Номер же на корочку уголовного дела попадает – ниспадает истинно с самых-самых небес. – С единого и единственного – прямо-таки сакрального! – центра.

И этот самый номер, состоящий из обыкновенных цифр, существует в мироздании – и от сотворения мира! – тоже в одном единственном числе.

И он, этот номер, с датой и статьёй, решает и предрешает всю судьбу уголовного дела.

С этой минуты – об уголовном деле – знают.

Знают!

Знают…

Ну и так далее.



…Вот человек.

Нет!

Что «нет»?..

Нет его.

Как нет?!..

Его нет до тех пор, пока у него нет – имени, даты и места.

Ну пусть так.

Но вот это всё у него есть.

Итак, вот живёт человек…

Нет!

Что теперь «нет»?..

Не живёт.

Как не живёт?!.. – У него профессия, семья, биография…

Нет.

Не живёт.

Потому что он увлечён с головой работой, детьми, хозяйством – а он по генам, например, живописец… или: он чуть не с пелёнок курит, хулиганит, ворует – а по складу ума он есть истинный математик…

Потому что он всю жизнь подвизается на поприще творчества: и актёр, и поэт, и драматург – а он только и грезит о рыбалке… ещё: он всецело занят политикой или бизнесом, или путешествиями – а на самом деле он от рождения семьянин и домосед…

Просто он не знает этого своего «номера».

Никто ему его не крикнул, ни сам он его как-то бы не услыхал.

И… не знает.

Но ведь так – и есть.

Однако ведь так и есть – всегда и повсюду и со всеми.

…Действительно: невыразимо тоскливо!

Ярославль, 5 января 2017




Мало!


Тюрьма – это когда вокруг тебя стена, стена вокруг тебя и стена тебя вокруг.

…Пусть ты явился по звонку или повестке, сам и вовремя, пусть ты отвечал на вопросы убедительно и спокойно – вдруг зачем-то будешь обруган… получишь бланк, с печатью круглой, прочитать и расписаться в нём почему-то поскорее… отдашь – деньги, часы, галстук, шнурки… окажешься для чего-то в наручниках… а когда выйдешь на улицу к машине с открытой дверцей в фургон и с двумя, по сторонам, в форме и с автоматами и замешкаешься, по непривычке в него залезать, да ещё и со скованными руками, – зачем-то, почему-то и для чего-то примешь пинка под зад…
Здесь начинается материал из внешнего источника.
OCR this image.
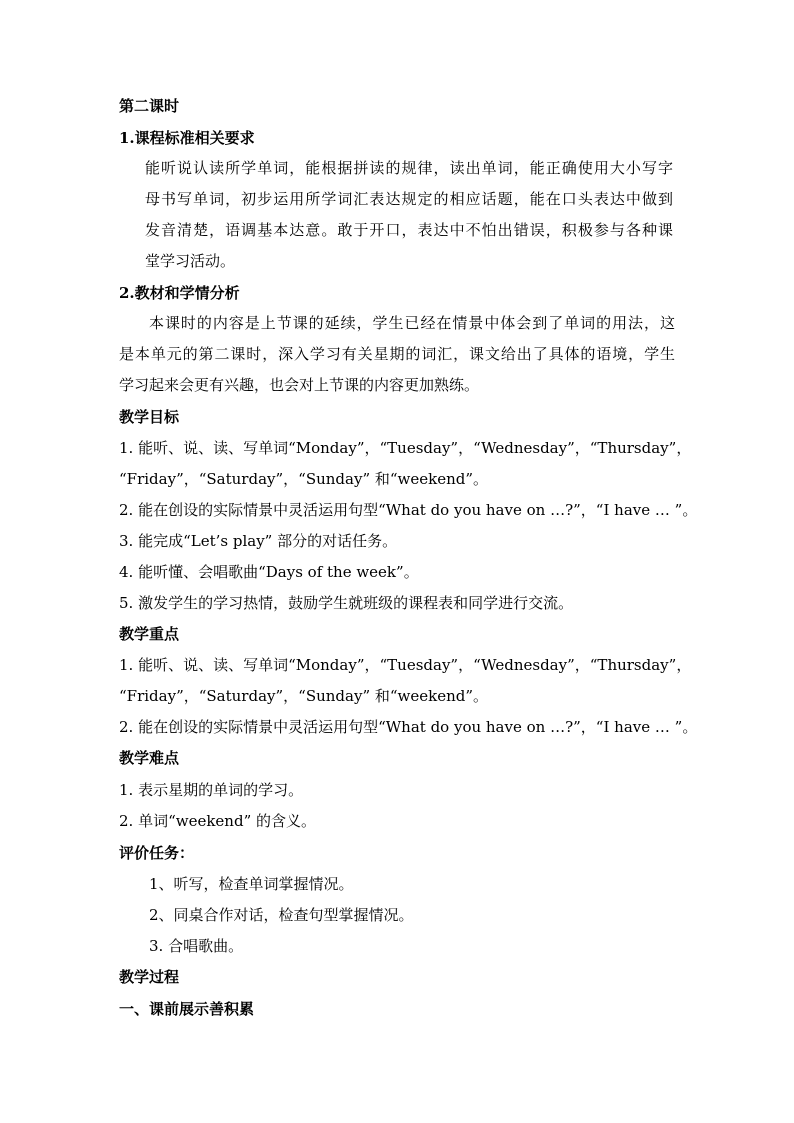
第二课时
1.课程标准相关要求
能听说认读所学单词，能根据拼读的规律，读出单词，能正确使用大小写字
母书写单词，初步运用所学词汇表达规定的相应话题，能在口头表达中做到
发音清楚，语调基本达意。敢于开口，表达中不怕出错误，积极参与各种课
堂学习活动。
2.教材和学情分析
本课时的内容是上节课的延续，学生已经在情景中体会到了单词的用法，这
是本单元的第二课时，深入学习有关星期的词汇，课文给出了具体的语境，学生
学习起来会更有兴趣，也会对上节课的内容更加熟练。
教学目标
1. 能听、说、读、写单词“Monday”，“Tuesday”，“Wednesday”，“Thursday”，
“Friday”，“Saturday”，“Sunday” 和“weekend”。
2. 能在创设的实际情景中灵活运用句型“What do you have on …?”，“I have … ”。
3. 能完成“Let’s play” 部分的对话任务。
4. 能听懂、会唱歌曲“Days of the week”。
5. 激发学生的学习热情，鼓励学生就班级的课程表和同学进行交流。
教学重点
1. 能听、说、读、写单词“Monday”，“Tuesday”，“Wednesday”，“Thursday”，
“Friday”，“Saturday”，“Sunday” 和“weekend”。
2. 能在创设的实际情景中灵活运用句型“What do you have on …?”，“I have … ”。
教学难点
1. 表示星期的单词的学习。
2. 单词“weekend” 的含义。
评价任务：
1、听写，检查单词掌握情况。
2、同桌合作对话，检查句型掌握情况。
3. 合唱歌曲。
教学过程
一、课前展示善积累
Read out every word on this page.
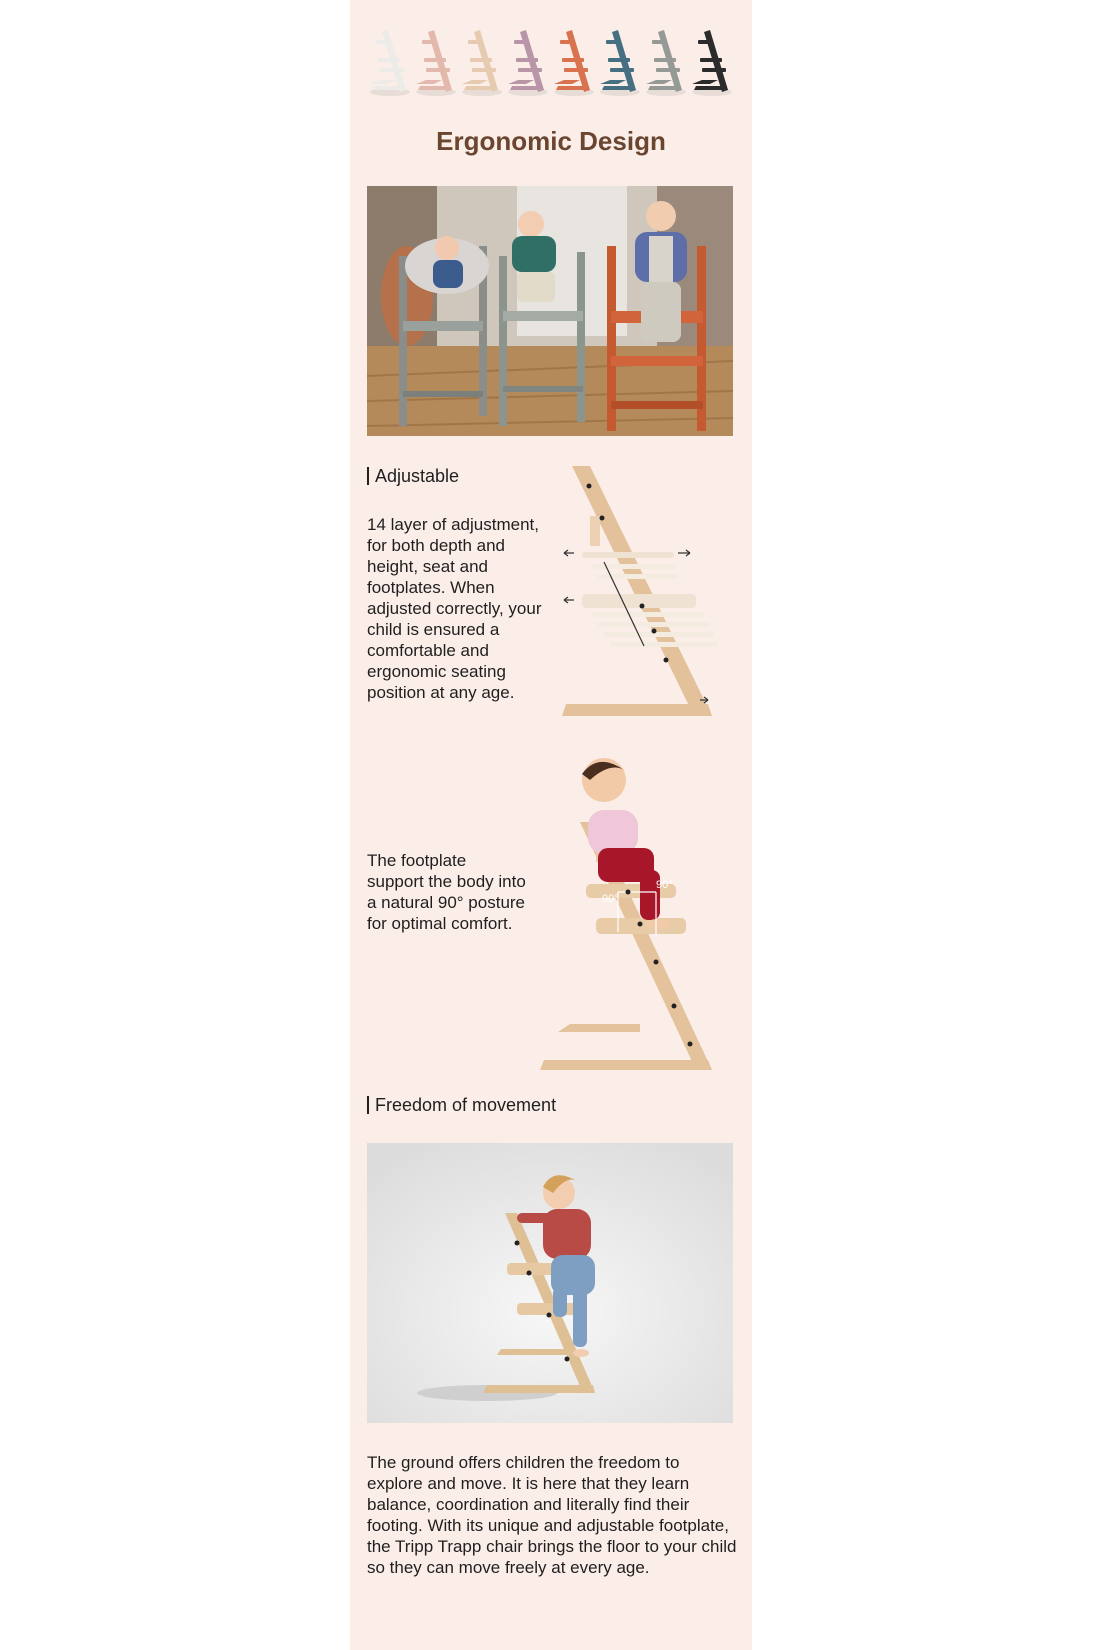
Ergonomic Design
Adjustable

14 layer of adjustment, for both depth and height, seat and footplates. When adjusted correctly, your child is ensured a comfortable and ergonomic seating position at any age.

The footplate support the body into a natural 90° posture for optimal comfort.

90°
90°
Freedom of movement

The ground offers children the freedom to explore and move. It is here that they learn balance, coordination and literally find their footing. With its unique and adjustable footplate, the Tripp Trapp chair brings the floor to your child so they can move freely at every age.
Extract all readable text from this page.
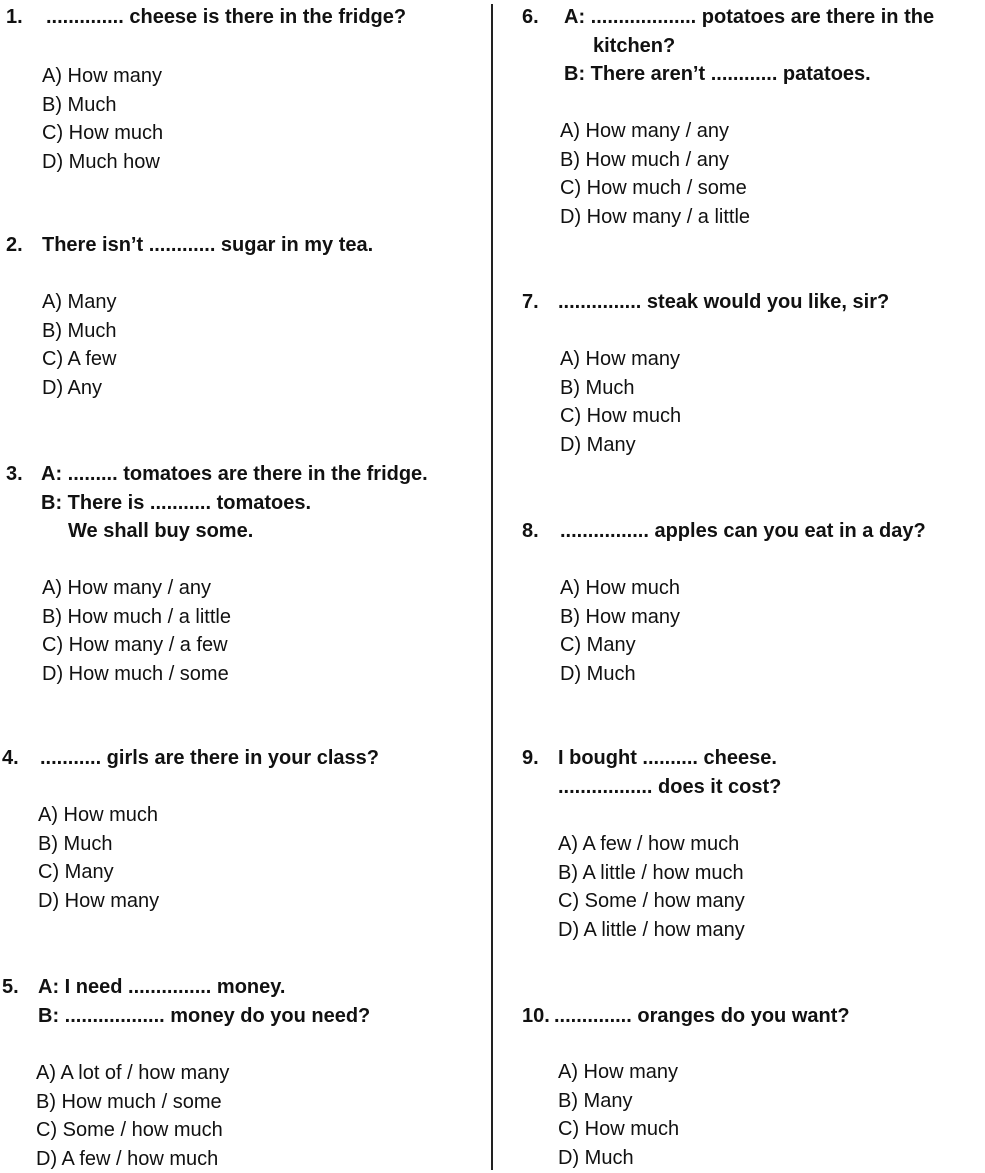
1. .............. cheese is there in the fridge?
A) How many
B) Much
C) How much
D) Much how
2. There isn’t ............ sugar in my tea.
A) Many
B) Much
C) A few
D) Any
3. A: ......... tomatoes are there in the fridge.
B: There is ........... tomatoes.
We shall buy some.
A) How many / any
B) How much / a little
C) How many / a few
D) How much / some
4. ........... girls are there in your class?
A) How much
B) Much
C) Many
D) How many
5. A: I need ............... money.
B: .................. money do you need?
A) A lot of / how many
B) How much / some
C) Some / how much
D) A few / how much
6. A: ................... potatoes are there in the
kitchen?
B: There aren’t ............ patatoes.
A) How many / any
B) How much / any
C) How much / some
D) How many / a little
7. ............... steak would you like, sir?
A) How many
B) Much
C) How much
D) Many
8. ................ apples can you eat in a day?
A) How much
B) How many
C) Many
D) Much
9. I bought .......... cheese.
................. does it cost?
A) A few / how much
B) A little / how much
C) Some / how many
D) A little / how many
10. .............. oranges do you want?
A) How many
B) Many
C) How much
D) Much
В железной темноте-духоте-тесноте поместишь – дрожа – себя возле какой-то, что ли, скамейки прямо на пол…

И если по тебе уж очень будет заметно, что ты – в первый раз, вообще в первый, то услышишь от тех, с кем ты теперь так близко:

–– Чего ты нас боишься? Хошь косяк? Только вина нету!.. Ты бойся вон их.

Кое-как ты вспомнишь, что дрожать тебе должно быть стыдно… Но – не перестанешь… Будешь мало-помалу соображать, что хочешь не хочешь, на сию минуту в твоей жизни главное: тебя ведь сейчас те, кто рядом, по-своему успокаивают, смеются над тобой тоже по-свойски, «косяком» среди них называется обычная самокрутка, и предложением её тебе оказана обыкновенная честь… Пинка и наручники ты, в отличие от всех арестованных, заимел – заимеешь ты тут же и свойское прозвище, кличку, своё новое обычное имя: Погоняло или вроде этого…

Наручники, кстати, по-своему… вернее, по-настоящему – «браслеты».

Обычный тебя везёт газон пятьдесят третий; видел, не замечал, ты его не раз на улицах: серый фургон какой-то, да и всё… Ему имя – «кобыла». Заходить тебе в неё, в железную, приказали налево: тут разгорожено железной стенкой на две железные комнатки – на две «клетухи», двери в каждой – железные решётки; твоя затворилась, набитая, за тобой с плечом, с ногой. Один тут сидит на той самой скамейке железной, другой – у него на коленях, третий – на коленях у того другого и касается коленями тех, кто так же сидит напротив; всего всех тут – до двух десятков…

Впереди, за решёткой-дверью, в углу, помещение, весьма, так сказать, небольшое железное квадратное, это – «стакан», в дверце его железной – только дырки; туда втиснули двоих или троих. Там, может, тот, кому не увидеться с тем, кто в «клетухе», возможно – с тобою, теперь долго или даже очень долго: они, или – вы, – «подельники» и на «рассадке». Обычно же в «стакане», подсказывают вот, женщины… бабы-«машки».

Между «стаканом» и дверью на улицу на лавке под лампочкой лицом к тебе – двое те с автоматами, магазины у них в карманах, правда; это – да и вообще все, кто в такой форме, – «менты»: играют-лязгают затворами…

Фургон плавно-тяжело качается, перегруженный… Везёт он тебя, иначе и не бывает, в два дня или в шесть вечера. Тот, узнаешь и это, кто арестован был раньше и кого теперь просто возили на допрос, обратно, в камеру – в «хату» – вернётся вечером часов в восемь или, стало быть, часа в два ночи; так будет, мол, отныне и с тобой. Тебе же, дескать, быть в «хате», в своей «хате», в тюремной настоящей «хате», на будущий лишь день… Тюрьма, между уже прочим, – «крытка»… Из-за решётки «клетухи» в дверную решётку чуть видны окна домов, деревья: они все мимо, мимо… Ты же будешь колотиться, даже сильнее: те, среди кого теперь ты, ругают почём зря «ментов», плюют в их сторону; и ещё пуще – если кто из тех направит в «клетуху» ствол.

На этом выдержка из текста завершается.